The telco says the root cause of the incident was an incorrect Flowspec announcement.
Flowspec is an extension for the BGP protocol that allows companies to use BGP routes to distribute firewall rules across their network. Flowspec announcements are usually used when dealing with security incidents, such as BGP hijacks or DDoS attacks, as it allows companies to change their entire network to react and mitigate attacks within seconds.
However, today, CenturyLink said that its Mississauga data center sent out an incorrect Flowspec announcement that effectively prevented the company’s BGP routes from taking root.
Cloudflare, which observed the incident from afar, believes CenturyLink effectively put its entire network into a loop by announcing a brand new set of BGP routes and then accidentally dropping all routes via the misconfigured Flowspec rule.
BGP routes are the glue that keeps the internet up. They are a type of message that internet companies relay between each other. BGP routes tell each internet provider which chunk of IP addresses is available on its network.
However, as CenturyLink’s incorrect Flowspec command brought down some of the routers inside its network, some of those routers also began to announce incorrect BGP routes to other “Tier 1” neighboring internet service.

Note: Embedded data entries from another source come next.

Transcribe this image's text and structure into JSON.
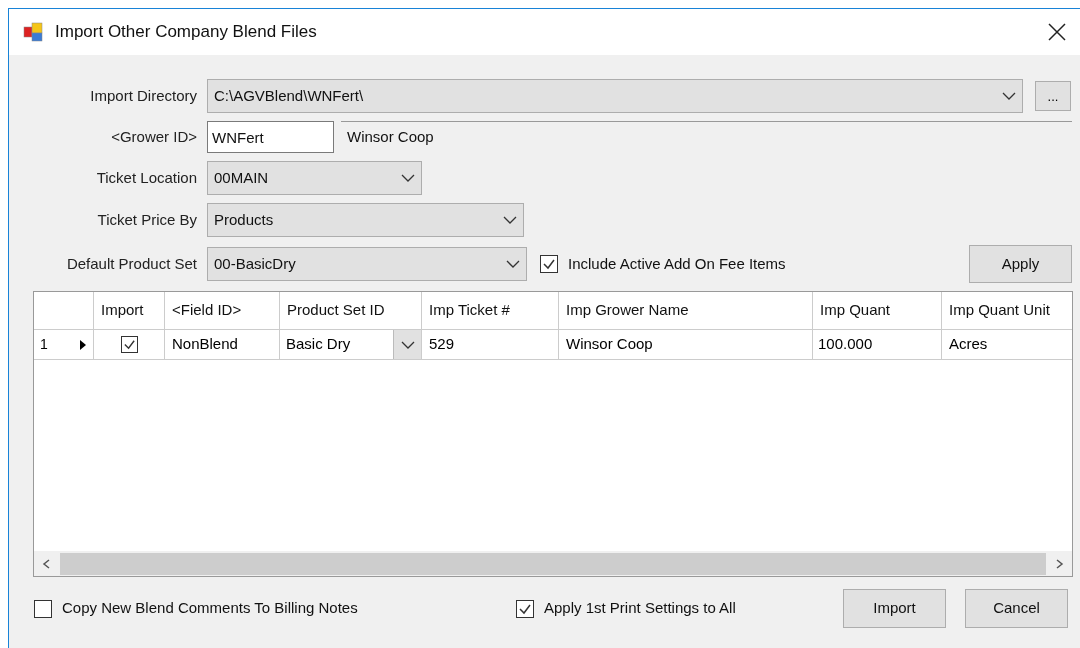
{
  "window": {
    "title": "Import Other Company Blend Files"
  },
  "form": {
    "import_directory": {
      "label": "Import Directory",
      "value": "C:\\AGVBlend\\WNFert\\",
      "browse": "..."
    },
    "grower": {
      "label": "<Grower ID>",
      "value": "WNFert",
      "name": "Winsor Coop"
    },
    "ticket_location": {
      "label": "Ticket Location",
      "value": "00MAIN"
    },
    "ticket_price_by": {
      "label": "Ticket Price By",
      "value": "Products"
    },
    "default_product_set": {
      "label": "Default Product Set",
      "value": "00-BasicDry"
    },
    "include_add_on": {
      "label": "Include Active Add On Fee Items",
      "checked": true
    },
    "apply_button": "Apply"
  },
  "table": {
    "columns": [
      "Import",
      "<Field ID>",
      "Product Set ID",
      "Imp Ticket #",
      "Imp Grower Name",
      "Imp Quant",
      "Imp Quant Unit"
    ],
    "rows": [
      {
        "number": "1",
        "current": true,
        "import": true,
        "field_id": "NonBlend",
        "product_set_id": "Basic Dry",
        "ticket": "529",
        "grower_name": "Winsor Coop",
        "quant": "100.000",
        "quant_unit": "Acres"
      }
    ]
  },
  "footer": {
    "checkboxes": [
      {
        "label": "Copy New Blend Comments To Billing Notes",
        "checked": false
      },
      {
        "label": "Apply 1st Print Settings to All",
        "checked": true
      }
    ],
    "buttons": [
      "Import",
      "Cancel"
    ]
  }
}
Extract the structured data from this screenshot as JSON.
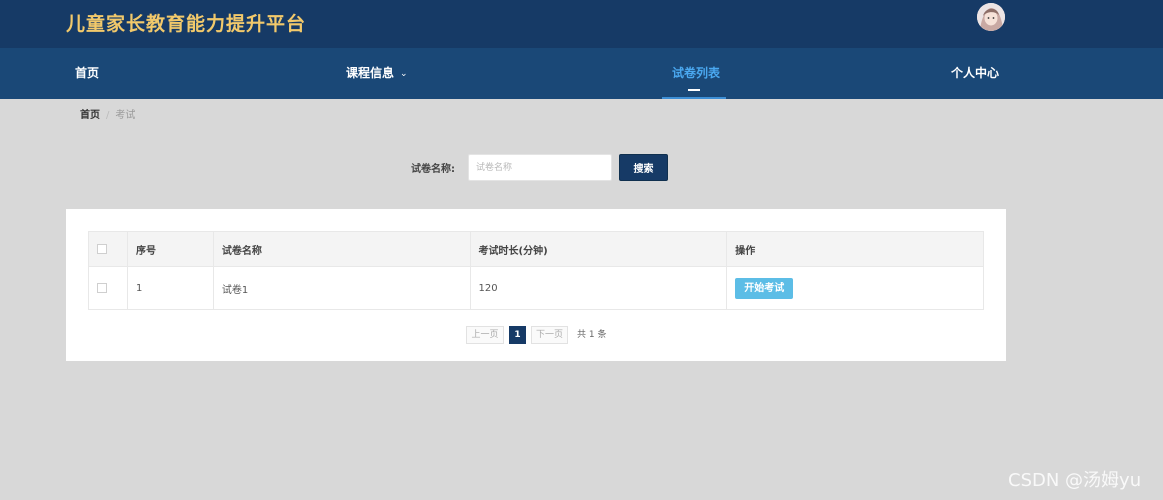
{
  "header": {
    "title": "儿童家长教育能力提升平台"
  },
  "nav": {
    "items": [
      {
        "label": "首页"
      },
      {
        "label": "课程信息"
      },
      {
        "label": "试卷列表"
      },
      {
        "label": "个人中心"
      }
    ],
    "active_index": 2
  },
  "breadcrumb": {
    "home": "首页",
    "separator": "/",
    "current": "考试"
  },
  "search": {
    "label": "试卷名称:",
    "placeholder": "试卷名称",
    "value": "",
    "button_label": "搜索"
  },
  "table": {
    "columns": [
      "序号",
      "试卷名称",
      "考试时长(分钟)",
      "操作"
    ],
    "rows": [
      {
        "index": "1",
        "name": "试卷1",
        "duration": "120",
        "action_label": "开始考试"
      }
    ]
  },
  "pagination": {
    "prev_label": "上一页",
    "current_page": "1",
    "next_label": "下一页",
    "total_text": "共 1 条"
  },
  "watermark": "CSDN @汤姆yu",
  "colors": {
    "header_bg": "#163a66",
    "nav_bg": "#1a4877",
    "title": "#f2c96b",
    "active_nav": "#4aa8f0",
    "start_button": "#5cbde6",
    "page_bg": "#d8d8d8"
  }
}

This, in turn, brought down other networks in a domino-like effect.
Outage took seven hours to fix
CenturyLink fixed the issue by taking the rare step of telling all other Tier 1 internet providers to de-peer, and ignore any traffic coming from its network. Companies rarely take these kinds of decisions, as this results in full connectivity loss for all its customers.
All in all, CenturyLink had to reset all equipment and start with clean BGP routing tables, a process that took almost seven hours to complete, from around 12:13 UTC to 18:58 UTC, the company said.
“This was a significant global Internet outage,” said Matthew Prince, co-founder & CEO of Cloudflare, in his analysis of the outage.